On retrouve chez de nombreux auteurs des notions qui se rapprochent des apports fournis par J. Bleger. S’il n’est ici pas dans mon intention de faire une revue détaillée de l’ensemble de la question, je partirai une fois de plus des éléments les plus heuristiques dans le but évident de faire avancer ce travail.

Dans les deux chapitres suivants, je centrerai les principales critiques qui ont été formulées à l’encontre de ces théories autour de deux principaux points.

Le premier concerne la congruence avec l’hypothèse d’une position précédant la position paranoïde-schizoïde, avec toutes les implications que cela a.
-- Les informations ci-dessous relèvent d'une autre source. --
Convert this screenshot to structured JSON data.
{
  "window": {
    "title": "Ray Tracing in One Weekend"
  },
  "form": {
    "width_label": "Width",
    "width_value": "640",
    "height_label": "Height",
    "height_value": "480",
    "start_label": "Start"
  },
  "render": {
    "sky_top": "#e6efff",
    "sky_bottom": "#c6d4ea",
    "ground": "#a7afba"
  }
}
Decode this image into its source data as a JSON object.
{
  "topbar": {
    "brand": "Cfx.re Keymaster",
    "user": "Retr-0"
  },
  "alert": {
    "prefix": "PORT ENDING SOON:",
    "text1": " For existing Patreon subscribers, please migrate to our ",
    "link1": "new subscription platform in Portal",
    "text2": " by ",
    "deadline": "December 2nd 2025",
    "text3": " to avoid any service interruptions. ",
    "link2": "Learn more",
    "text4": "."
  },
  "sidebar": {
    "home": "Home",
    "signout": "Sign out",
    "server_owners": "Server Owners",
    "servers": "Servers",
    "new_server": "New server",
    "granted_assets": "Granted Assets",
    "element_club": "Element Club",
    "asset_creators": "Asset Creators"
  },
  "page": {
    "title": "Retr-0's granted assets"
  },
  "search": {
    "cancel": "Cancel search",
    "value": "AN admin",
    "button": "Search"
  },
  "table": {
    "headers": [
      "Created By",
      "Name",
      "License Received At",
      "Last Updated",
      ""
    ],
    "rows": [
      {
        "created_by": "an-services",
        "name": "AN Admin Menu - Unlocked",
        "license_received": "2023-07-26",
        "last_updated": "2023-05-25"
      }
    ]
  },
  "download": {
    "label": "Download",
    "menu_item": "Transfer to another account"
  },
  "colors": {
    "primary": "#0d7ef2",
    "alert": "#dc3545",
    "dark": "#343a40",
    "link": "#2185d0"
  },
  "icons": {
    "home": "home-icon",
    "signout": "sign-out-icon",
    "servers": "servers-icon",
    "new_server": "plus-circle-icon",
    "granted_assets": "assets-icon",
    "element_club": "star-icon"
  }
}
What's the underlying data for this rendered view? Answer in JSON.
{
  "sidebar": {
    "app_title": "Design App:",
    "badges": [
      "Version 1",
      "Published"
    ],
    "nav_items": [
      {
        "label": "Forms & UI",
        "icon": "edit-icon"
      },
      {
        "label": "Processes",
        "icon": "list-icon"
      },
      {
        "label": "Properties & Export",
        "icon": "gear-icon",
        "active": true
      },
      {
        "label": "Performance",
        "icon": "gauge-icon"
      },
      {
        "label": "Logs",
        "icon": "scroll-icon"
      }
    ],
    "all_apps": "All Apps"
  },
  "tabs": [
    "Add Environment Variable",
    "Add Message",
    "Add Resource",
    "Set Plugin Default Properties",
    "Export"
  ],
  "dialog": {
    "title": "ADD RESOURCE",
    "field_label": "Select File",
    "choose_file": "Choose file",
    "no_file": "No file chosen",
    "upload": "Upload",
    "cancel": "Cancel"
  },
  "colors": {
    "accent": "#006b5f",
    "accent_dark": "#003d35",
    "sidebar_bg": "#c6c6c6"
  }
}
Nous indiquerons les travaux qui se rapportent directement à ceux développés par J. Bleger ainsi que ceux qui, n’y faisant pas référence directement, n’en demeurent pas moins très proches, voire inspirés.

Le second point concerne toutes les notions allant dans le sens d’une conjugaison entre psychisme et matérialité (l’on retrouvera bien entendu cela dans l’utilisation d’un support tel que la peinture), conjugaison qui nous semble donc à prendre prioritairement en compte dans la réactualisation d’un lien notamment entre cette matière fluide / solide qu’est la peinture et la plus ou moins importante malléabilité de l’appareil psychique.

Notes
32.

Non superposable à celle proposée par P. C. Racamier.

33.

Ce que j’avais noté sous le terme de représentants archaïque dans mon DEA, pictogramme, signifiants formels.